On 8/5/2016 1:03 AM, J.O. Aho wrote:

> On 08/04/16 08:56, Alla wrote:
>> Hello!
>>
>> Please, take a look at the code below. I will be grateful for your help on why the code doesn't
>> work - I have tested it, but the email doesn't arrive. All other parts of the code are correct,
>> because these have been tested many times in other related files, i.e. those are templates.
>>
>> if(mail($email, $email_subject, $email_body))
>> {
>> // render form
>> render("email_link_form.php", ["email" => $email]);
>> }
>
> The only time mail() will give you a false is when it fails to connect
> to the SMTP service configured in the php.ini.
>

I forgot to add - that is true - but if PHP does connect to the MTA,
then there will be information in the MTA's log showing what happened.

[J.O. Aho]

On 08/05/16 16:26, Jerry Stuckle wrote:
> On 8/5/2016 1:03 AM, J.O. Aho wrote:
>> On 08/04/16 08:56, Alla wrote:
>>> Hello!
>>>
>>> Please, take a look at the code below. I will be grateful for your help on why the code doesn't
>>> work - I have tested it, but the email doesn't arrive. All other parts of the code are correct,
>>> because these have been tested many times in other related files, i.e. those are templates.
>>>
>>> if(mail($email, $email_subject, $email_body))
>>> {
>>> // render form
>>> render("email_link_form.php", ["email" => $email]);
>>> }
>>
>> The only time mail() will give you a false is when it fails to connect
>> to the SMTP service configured in the php.ini.
>>
>
> I forgot to add - that is true - but if PHP does connect to the MTA,
> then there will be information in the MTA's log showing what happened.

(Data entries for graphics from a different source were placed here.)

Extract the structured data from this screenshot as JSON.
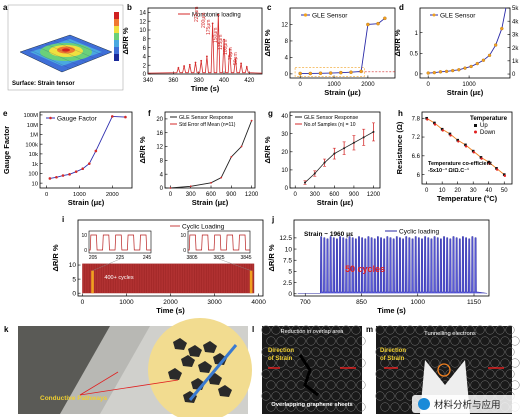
{
  "panels": {
    "a": {
      "letter": "a",
      "caption": "Surface: Strain tensor"
    },
    "b": {
      "letter": "b",
      "legend": "Monotonic loading",
      "peak_labels": [
        "222μm",
        "200μm",
        "175μm",
        "150μm",
        "125μm",
        "100μm",
        "75μm",
        "50μm"
      ]
    },
    "c": {
      "letter": "c",
      "legend": "GLE Sensor"
    },
    "d": {
      "letter": "d",
      "legend": "GLE Sensor",
      "right_ticks": [
        "5k",
        "4k",
        "3k",
        "2k",
        "1k",
        "0"
      ]
    },
    "e": {
      "letter": "e",
      "legend": "Gauge Factor"
    },
    "f": {
      "letter": "f",
      "legend": "GLE Sensor Response",
      "legend2": "Std Error off Mean (n=11)"
    },
    "g": {
      "letter": "g",
      "legend": "GLE Sensor Response",
      "legend2": "No.of Samples (n) = 10"
    },
    "h": {
      "letter": "h",
      "legend_title": "Temperature",
      "legend_up": "Up",
      "legend_down": "Down",
      "annotation1": "Temperature co-efficient",
      "annotation2": "-5x10⁻³ Ω/Ω.C⁻¹"
    },
    "i": {
      "letter": "i",
      "legend": "Cyclic Loading",
      "cycles_label": "400+ cycles",
      "inset1_ticks": [
        "205",
        "225",
        "245"
      ],
      "inset2_ticks": [
        "3805",
        "3825",
        "3845"
      ],
      "inset_y0": "0",
      "inset_y10": "10"
    },
    "j": {
      "letter": "j",
      "strain_label": "Strain ~ 1960 με",
      "legend": "Cyclic loading",
      "cycles_label": "50 cycles"
    },
    "k": {
      "letter": "k",
      "label": "Conductive Pathways"
    },
    "l": {
      "letter": "l",
      "label_top": "Reduction in overlap area",
      "direction": "Direction of Strain",
      "label_bottom": "Overlapping graphene sheets"
    },
    "m": {
      "letter": "m",
      "label_top": "Tunnelling electrons",
      "direction": "Direction of Strain"
    }
  },
  "watermark": "材料分析与应用",
  "chart_data": [
    {
      "panel": "b",
      "type": "line",
      "xlabel": "Time (s)",
      "ylabel": "ΔR/R %",
      "xticks": [
        340,
        360,
        380,
        400,
        420
      ],
      "yticks": [
        0,
        2,
        4,
        6,
        8,
        10,
        12,
        14
      ],
      "xlim": [
        340,
        430
      ],
      "ylim": [
        0,
        15
      ],
      "series": [
        {
          "name": "Monotonic loading",
          "x": [
            364,
            368.5,
            373,
            377.5,
            382,
            386.5,
            391,
            395.5,
            400,
            404.5,
            409,
            413.5,
            418
          ],
          "values": [
            1.4,
            1.8,
            2.1,
            2.6,
            3.0,
            4.0,
            11.5,
            13.5,
            7.8,
            5.6,
            3.4,
            2.4,
            1.6
          ]
        }
      ]
    },
    {
      "panel": "c",
      "type": "line",
      "xlabel": "Strain (με)",
      "ylabel": "ΔR/R %",
      "xticks": [
        0,
        1000,
        2000
      ],
      "yticks": [
        0,
        4,
        8,
        12
      ],
      "xlim": [
        -300,
        2800
      ],
      "ylim": [
        -1,
        16
      ],
      "series": [
        {
          "name": "GLE Sensor",
          "x": [
            0,
            300,
            600,
            900,
            1200,
            1500,
            1800,
            2000,
            2300,
            2500
          ],
          "values": [
            0.1,
            0.1,
            0.15,
            0.2,
            0.3,
            0.4,
            0.6,
            12.0,
            12.2,
            13.5
          ]
        }
      ]
    },
    {
      "panel": "d",
      "type": "line",
      "xlabel": "Strain (με)",
      "ylabel": "ΔR/R %",
      "xticks": [
        0,
        1000
      ],
      "yticks": [
        0.0,
        0.5,
        1.0
      ],
      "xlim": [
        -200,
        2000
      ],
      "ylim": [
        -0.1,
        1.6
      ],
      "series": [
        {
          "name": "GLE Sensor",
          "x": [
            0,
            150,
            300,
            450,
            600,
            750,
            900,
            1050,
            1200,
            1350,
            1500,
            1650,
            1800
          ],
          "values": [
            0.02,
            0.03,
            0.05,
            0.06,
            0.08,
            0.1,
            0.14,
            0.18,
            0.25,
            0.33,
            0.45,
            0.7,
            1.1
          ]
        }
      ]
    },
    {
      "panel": "e",
      "type": "line",
      "xlabel": "Strain (με)",
      "ylabel": "Gauge Factor",
      "yticks": [
        "10",
        "100",
        "1k",
        "10k",
        "100k",
        "1M",
        "10M",
        "100M"
      ],
      "xticks": [
        0,
        1000,
        2000
      ],
      "xlim": [
        -200,
        2600
      ],
      "ylim_log10": [
        0.5,
        8.3
      ],
      "yscale": "log",
      "series": [
        {
          "name": "Gauge Factor",
          "x": [
            100,
            300,
            500,
            700,
            900,
            1100,
            1300,
            1500,
            2000,
            2400
          ],
          "values": [
            30,
            40,
            60,
            80,
            150,
            300,
            1000,
            20000,
            70000000,
            60000000
          ]
        }
      ]
    },
    {
      "panel": "f",
      "type": "line",
      "xlabel": "Strain (με)",
      "ylabel": "ΔR/R %",
      "xticks": [
        0,
        300,
        600,
        900,
        1200
      ],
      "yticks": [
        0,
        4,
        8,
        12,
        16,
        20
      ],
      "xlim": [
        -80,
        1250
      ],
      "ylim": [
        0,
        22
      ],
      "series": [
        {
          "name": "GLE Sensor Response",
          "x": [
            0,
            300,
            600,
            750,
            900,
            1050,
            1200
          ],
          "values": [
            0,
            0.5,
            1.5,
            3,
            9,
            12,
            19.5
          ]
        }
      ]
    },
    {
      "panel": "g",
      "type": "line",
      "xlabel": "Strain (με)",
      "ylabel": "ΔR/R %",
      "xticks": [
        0,
        300,
        600,
        900,
        1200
      ],
      "yticks": [
        0,
        10,
        20,
        30,
        40
      ],
      "xlim": [
        -80,
        1300
      ],
      "ylim": [
        0,
        42
      ],
      "series": [
        {
          "name": "GLE Sensor Response",
          "x": [
            150,
            300,
            450,
            600,
            750,
            900,
            1050,
            1200
          ],
          "values": [
            3,
            8,
            14,
            19,
            22,
            25,
            28,
            31
          ],
          "err": [
            1,
            1.5,
            2,
            3,
            3.5,
            4,
            4.5,
            5
          ]
        }
      ]
    },
    {
      "panel": "h",
      "type": "scatter",
      "xlabel": "Temperature (°C)",
      "ylabel": "Resistance (Ω)",
      "xticks": [
        0,
        10,
        20,
        30,
        40,
        50
      ],
      "yticks": [
        6.0,
        6.6,
        7.2,
        7.8
      ],
      "xlim": [
        -3,
        55
      ],
      "ylim": [
        5.7,
        8.0
      ],
      "series": [
        {
          "name": "Up",
          "x": [
            0,
            5,
            10,
            15,
            20,
            25,
            30,
            35,
            40,
            45,
            50
          ],
          "values": [
            7.8,
            7.65,
            7.45,
            7.3,
            7.1,
            6.95,
            6.75,
            6.55,
            6.4,
            6.2,
            6.0
          ]
        },
        {
          "name": "Down",
          "x": [
            0,
            5,
            10,
            15,
            20,
            25,
            30,
            35,
            40,
            45,
            50
          ],
          "values": [
            7.78,
            7.62,
            7.43,
            7.27,
            7.08,
            6.92,
            6.73,
            6.53,
            6.37,
            6.18,
            5.98
          ]
        }
      ]
    },
    {
      "panel": "i",
      "type": "line",
      "xlabel": "Time (s)",
      "ylabel": "ΔR/R %",
      "xticks": [
        0,
        1000,
        2000,
        3000,
        4000
      ],
      "yticks": [
        0,
        5,
        10
      ],
      "xlim": [
        -100,
        4100
      ],
      "ylim": [
        -1,
        26
      ],
      "series": [
        {
          "name": "Cyclic Loading",
          "cycles": 400,
          "amplitude": 10
        }
      ]
    },
    {
      "panel": "j",
      "type": "line",
      "xlabel": "Time (s)",
      "ylabel": "ΔR/R %",
      "xticks": [
        700,
        850,
        1000,
        1150
      ],
      "yticks": [
        0.0,
        2.5,
        5.0,
        7.5,
        10.0,
        12.5
      ],
      "xlim": [
        670,
        1190
      ],
      "ylim": [
        -0.5,
        16.5
      ],
      "series": [
        {
          "name": "Cyclic loading",
          "cycles": 50,
          "x_start": 740,
          "x_end": 1160,
          "high": 12.8
        }
      ]
    }
  ]
}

Yes, but only if you have access to the logs will you be able to figure
out if it's the sending or receiving MTA which has blocked the mail and
for most shared hostings you don't have access to mail logs.

--

//Aho

[Jerry Stuckle]

Yes, but it's the only way you can find out what the MTA is doing with
the message.

I have had hosting companies forward relevant logs before with a fair
amount of success (you may have to show you actually know what you're
doing :) ).

I've been running my own servers for well over a decade, and don't have
that problem any more. But it's also a fair amount of work.